While this sounds mostly positive, I will admit it was fraught with many difficulties. For one, I suffered from extreme bouts of insomnia for a period of over a year. To be fair, this was the cumulative effect of a very difficult client, a difficult home situation (I couldn’t sleep during the day because my building was undergoing massive construction work) and a slight medical situation that has been rectified. I also developed an addiction to caffeine I struggle to break. The schedule and demands have since been relaxed considerably within the team and things became less hectic. Nevertheless, I felt I was spinning my wheels and hit a glass ceiling. The challenge was not really there anymore. Where my colleagues would dread difficult incidents, I almost wanted them to occur to give me something to “bite into”. I was essentially bored and unfulfilled with what had almost become a routine. One coworker joked I had become part of the furniture within the team. It was time for me to move on.

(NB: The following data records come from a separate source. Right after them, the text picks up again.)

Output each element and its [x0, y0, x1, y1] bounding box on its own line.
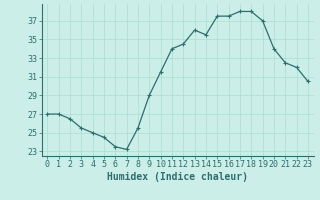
X-axis label: Humidex (Indice chaleur): Humidex (Indice chaleur): [107, 172, 248, 182]
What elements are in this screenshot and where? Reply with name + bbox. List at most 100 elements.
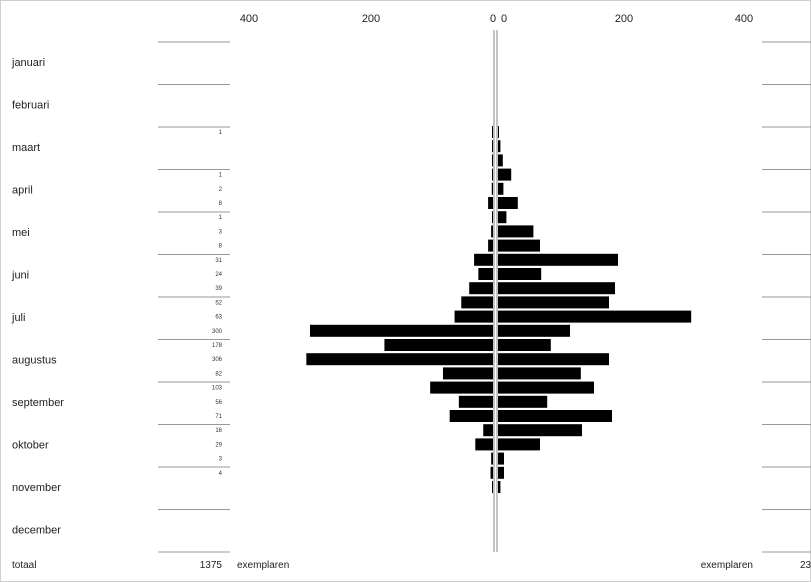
bar-right — [498, 239, 540, 252]
bar-value-label: 71 — [215, 414, 222, 420]
bar-value-label: 82 — [215, 371, 222, 377]
month-labels: januari februari maart april mei juni juli augu… — [11, 57, 64, 537]
bar-right — [498, 140, 501, 153]
right-axis-tick: 400 — [735, 13, 753, 25]
bar-right — [498, 324, 570, 337]
bar-right — [498, 310, 692, 323]
bar-right — [498, 438, 540, 451]
bar-right — [498, 410, 612, 422]
left-axis-tick: 0 — [490, 13, 496, 25]
month-label: januari — [11, 57, 45, 69]
bar-left — [490, 466, 493, 479]
right-axis-tick: 200 — [615, 13, 633, 25]
bar-left — [492, 168, 493, 181]
bar-left — [310, 324, 493, 337]
bar-value-label: 3 — [219, 229, 223, 235]
bar-right — [498, 154, 503, 167]
footer-row: totaal 1375 exemplaren exemplaren 23 — [12, 560, 811, 571]
bar-right — [498, 197, 518, 209]
bar-value-label: 31 — [215, 258, 222, 264]
bar-left — [442, 367, 493, 380]
month-label: april — [12, 185, 33, 197]
bar-right — [498, 381, 594, 394]
footer-left-unit: exemplaren — [237, 560, 289, 571]
bar-left — [461, 296, 493, 309]
bar-left — [458, 395, 493, 408]
row-separators — [158, 41, 811, 553]
footer-right-total: 23 — [800, 560, 811, 571]
bar-left — [488, 197, 493, 209]
bar-value-label: 52 — [215, 300, 222, 306]
bar-value-label: 24 — [215, 272, 222, 278]
left-axis-tick: 200 — [362, 13, 380, 25]
bar-left — [483, 424, 493, 437]
bar-value-label: 1 — [219, 130, 223, 136]
bar-right — [498, 182, 504, 195]
bar-value-label: 300 — [212, 329, 223, 335]
bar-value-label: 3 — [219, 457, 223, 463]
bar-value-label: 1 — [219, 215, 223, 221]
month-label: september — [12, 397, 64, 409]
footer-row-label: totaal — [12, 560, 36, 571]
axis-tick-labels: 400 200 0 0 200 400 — [240, 13, 753, 25]
bar-right — [498, 424, 582, 437]
bar-right — [498, 282, 615, 295]
bar-left — [475, 438, 493, 451]
bar-left — [449, 410, 493, 422]
bar-right — [498, 126, 499, 138]
bar-left — [491, 225, 493, 238]
bar-right — [498, 168, 512, 181]
bar-value-label: 178 — [212, 343, 223, 349]
month-label: juli — [11, 312, 25, 324]
bar-value-label: 56 — [215, 400, 222, 406]
bar-right — [498, 367, 581, 380]
bar-right — [498, 481, 501, 493]
bar-right — [498, 253, 618, 266]
month-label: oktober — [12, 440, 49, 452]
bar-value-label: 8 — [219, 244, 223, 250]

Nevertheless, 7 years went by so fast. A time that spans almost a fifth of my life, and about half adulthood. My last day was bittersweet. I leave trusted colleagues and some friends behind, I know inherently, despite promises to the contrary, these relationships will slowly fade over time. However, I felt this was something I needed as a person and I look forward to the new challenges in my new position. I’ve come along way over those years, and the crucible has made me a stronger person as a whole. It’s a very difficult job, and we struggle to find replacements when a team members leave or abandon the job. This might not be a ringing endorsement, but I ask any readers to heed me when I say if you are ambitious it does offer tremendous exposure within any company and opens doors or windows into other avenues within IT or businesses. Too often, IT professionals are stereotyped into anti-social nerds. While there are some cases of this, the job does develop one’s social skills within a professional context, particularly leadership. A quality which transcends into my personal life. I recommend anyone at any service or help desk to seriously look into the role.